Pour une fois, je vais (brièvement) quitter mes motos et pénétrer dans cet univers que je connais moins bien. D’abord avec une petite interview, ensuite avec un essai de la dernière Ford Mustang remise à neuf dans leur petit local.

 

 

 1/ L'interview:

 

Un thé et quelques crêpes devant nous, voilà une excellente entrée en matière pour engager la discussion….

 

 

Tout d’abord, d’où vient cette passion pour le Ford Mustang ?

 

Sébastien : Je suis depuis très longtemps passionné par les USA où j’ai eu la chance d’aller par deux fois avec mes parents. J’ai adoré ce pays …. et les Ford Mustang. Pourquoi cette voiture? Je me l’explique pas mais elle incarne pour moi la voiture américaine.

 

Quand la nouvelle Mustang est arrivé en France, j’ai craqué pour cette voiture et j’en ai fait l’acquisition.

 

Laetitia : Je me souviens de la frustration que nous avions eue lorsque nous nous étions rendus aux Etats Unis en 2013. On avait réservé une Mustang pour deux jours de location, autour de Miami, afin de visiter les îles qui se rapprochent de Cuba, reliées entre elles par des ponts, un endroit magique. Arrivés dans l’agence, le loueur nous dit que l’on va être contents. « Il n’y a plus de Mustang disponible et on vous a reclassés ; vous aurez une Mercedes SLK ». Là-bas, c’est une voiture qui fait rêver les Américains, mais pas nous ! Grosse déception !

 

Sébastien : la Ford Mustang neuve achetée en 2015 est celle qui a tout déclenché. Un peu plus tard, j’ai acheté la première vieille Mustang à un gros revendeur situé en Corrèze, je crois. Verte avec un toit noir. Elle était à terminer et c’était pour moi l’occasion de me lancer dans la découverte de cette voiture en la remettant en état. Une fois achevée la restauration, je l’ai mise en vente car je n’avais pas le temps d’en profiter avec notre entreprise en plein développement. Revendue en 24 heures !

 

Cela nous a donné envie de continuer. Pourquoi ne pas en acheter directement aux Etats Unis? Cela a pu se faire avec des contacts que nous avions pu avoir dans le milieu et nous avons ainsi fait l’acquisition de deux voitures.
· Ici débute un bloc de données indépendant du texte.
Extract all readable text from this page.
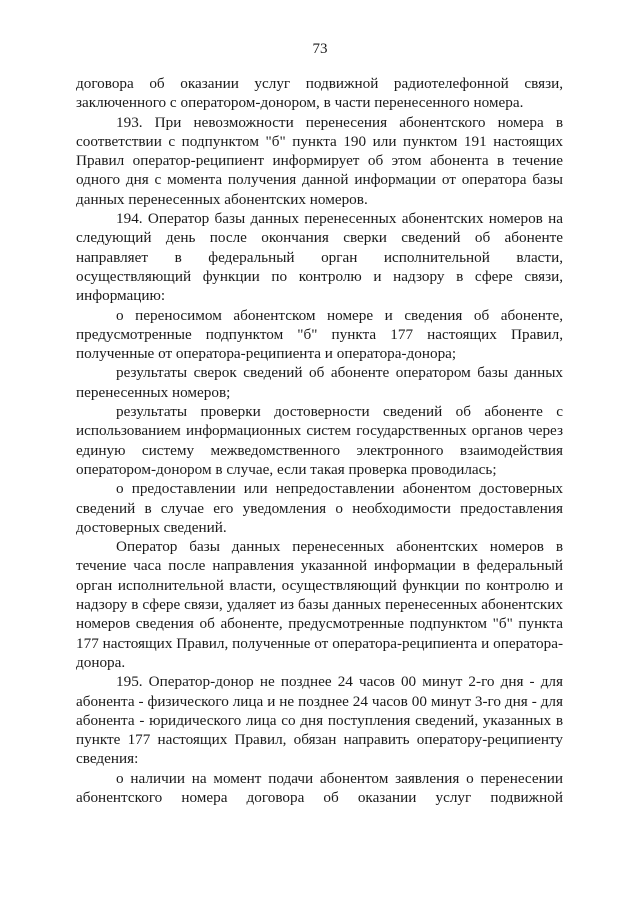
73

договора об оказании услуг подвижной радиотелефонной связи, заключенного с оператором-донором, в части перенесенного номера.

193. При невозможности перенесения абонентского номера в соответствии с подпунктом "б" пункта 190 или пунктом 191 настоящих Правил оператор-реципиент информирует об этом абонента в течение одного дня с момента получения данной информации от оператора базы данных перенесенных абонентских номеров.

194. Оператор базы данных перенесенных абонентских номеров на следующий день после окончания сверки сведений об абоненте направляет в федеральный орган исполнительной власти, осуществляющий функции по контролю и надзору в сфере связи, информацию:

о переносимом абонентском номере и сведения об абоненте, предусмотренные подпунктом "б" пункта 177 настоящих Правил, полученные от оператора-реципиента и оператора-донора;

результаты сверок сведений об абоненте оператором базы данных перенесенных номеров;

результаты проверки достоверности сведений об абоненте с использованием информационных систем государственных органов через единую систему межведомственного электронного взаимодействия оператором-донором в случае, если такая проверка проводилась;

о предоставлении или непредоставлении абонентом достоверных сведений в случае его уведомления о необходимости предоставления достоверных сведений.

Оператор базы данных перенесенных абонентских номеров в течение часа после направления указанной информации в федеральный орган исполнительной власти, осуществляющий функции по контролю и надзору в сфере связи, удаляет из базы данных перенесенных абонентских номеров сведения об абоненте, предусмотренные подпунктом "б" пункта 177 настоящих Правил, полученные от оператора-реципиента и оператора-донора.

195. Оператор-донор не позднее 24 часов 00 минут 2-го дня - для абонента - физического лица и не позднее 24 часов 00 минут 3-го дня - для абонента - юридического лица со дня поступления сведений, указанных в пункте 177 настоящих Правил, обязан направить оператору-реципиенту сведения:

о наличии на момент подачи абонентом заявления о перенесении абонентского номера договора об оказании услуг подвижной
Même si les deux Mustang étaient dans un état correct, nous avons eu quelques surprises en les découvrant. C’est ainsi qu’est née l’idée de partir les chercher par nous-même là-bas.

 

L’idée, c’était avant tout de se faire plaisir en visitant un pays qui nous fascine, de rentabiliser le loyer d’un local trop grand pour notre entreprise de cartes grises, de se lancer dans une activité où la passion serait présente et d’arriver à financer ces voyages par la vente des voitures une fois retapées.

 

Premier voyage aux Etats Unis. Nous en avons acheté trois.

 

Sébastien : Au niveau rentabilité, il ne faut pas que je compte les innombrables heures que je passe dessus. C’est la passion qui m’anime. De plus, j’ai des amis et des mécanos qui m’ont bien aidé. Cette voiture génère beaucoup d’intérêt de la part de certains qui sont prêts à donner un coup de main.

 

 

Combien en avez-vous vendues ?

 

Dix à ce jour ; il nous en reste quatre dont deux sont déjà réservées. Nous avons fait le choix de ne pas trop nous développer car il y a une période où Sébastien était constamment dans l’atelier le soir. Cela devenait une contrainte ; il aurait alors fallu embaucher un salarié à temps plein, mais cela veut dire grossir avec tout ce que ça génère derrière. Décision difficile car nous avons eu à faire face à une demande pour ce type de voitures. Même les jeunes s’intéressent à la Mustang. Mais, nous avons notre entreprise, celle qui nous fait vivre, qui nous prend du temps d’autant qu’elle se développe avec les permis dont nous nous occupons depuis peu. Bref, il a fallu faire un choix

 

 

La préparation ?

 

On fiabilise mais on garde les voitures telles qu’elles sont, pour ne pas les dénaturer (pas d’injection rajoutée), juste une remise en état sérieuse ( Je confirme, les voitures finies sont superbes!). Parfois, on les vend non terminées quand on a un acheteur potentiel qui a des moyens limités. On essaye de rendre accessible cette voiture mythique aux passionnés pas trop argentés.

 

Notre but, c’est aussi de les vendre pour pouvoir repartir aux Etats Unis, faire une pause salutaire de deux semaines en partant à la recherche de nouvelles voitures là-bas. Les contacts y sont généralement très bons, avec des gens très abordables. Pour les Américains, la Mustang est la voiture de Monsieur tout le monde, l’équivalent de notre Peugeot 205. La première que nous avons achetée appartenait à un jeune qui l’avait eue pour ses 16 ans et qui cherchait quelque chose de plus économique alors qu’il venait de trouver son premier boulot. Beaucoup connaissent quelqu’un ayant une vieille Mustang au fond d’un garage ou d’une grange ; bien sûr, elles sont souvent dans un état pitoyable. Il faut d’ailleurs prendre garde aux annonces « good conditions » car ils n’ont pas la même notion que nous d’une voiture en bon état et on a quelquefois des surprises. Les Américains ne sont pas très exigeants à ce niveau-là…. Le souci majeur, ce sont les planchers qui pourrissent et qui sont réparés de manière fantaisiste.

 

 

Disponibilité des pièces ?

 

Vraiment aucun problème. Il y a un fournisseur basé en France et un gros site américain très sérieux qui livre très rapidement (commande le vendredi et livraison le lundi!). Parfois, on trouve des pièces pas trop chères , et il préférable de changer plutôt que de rénover.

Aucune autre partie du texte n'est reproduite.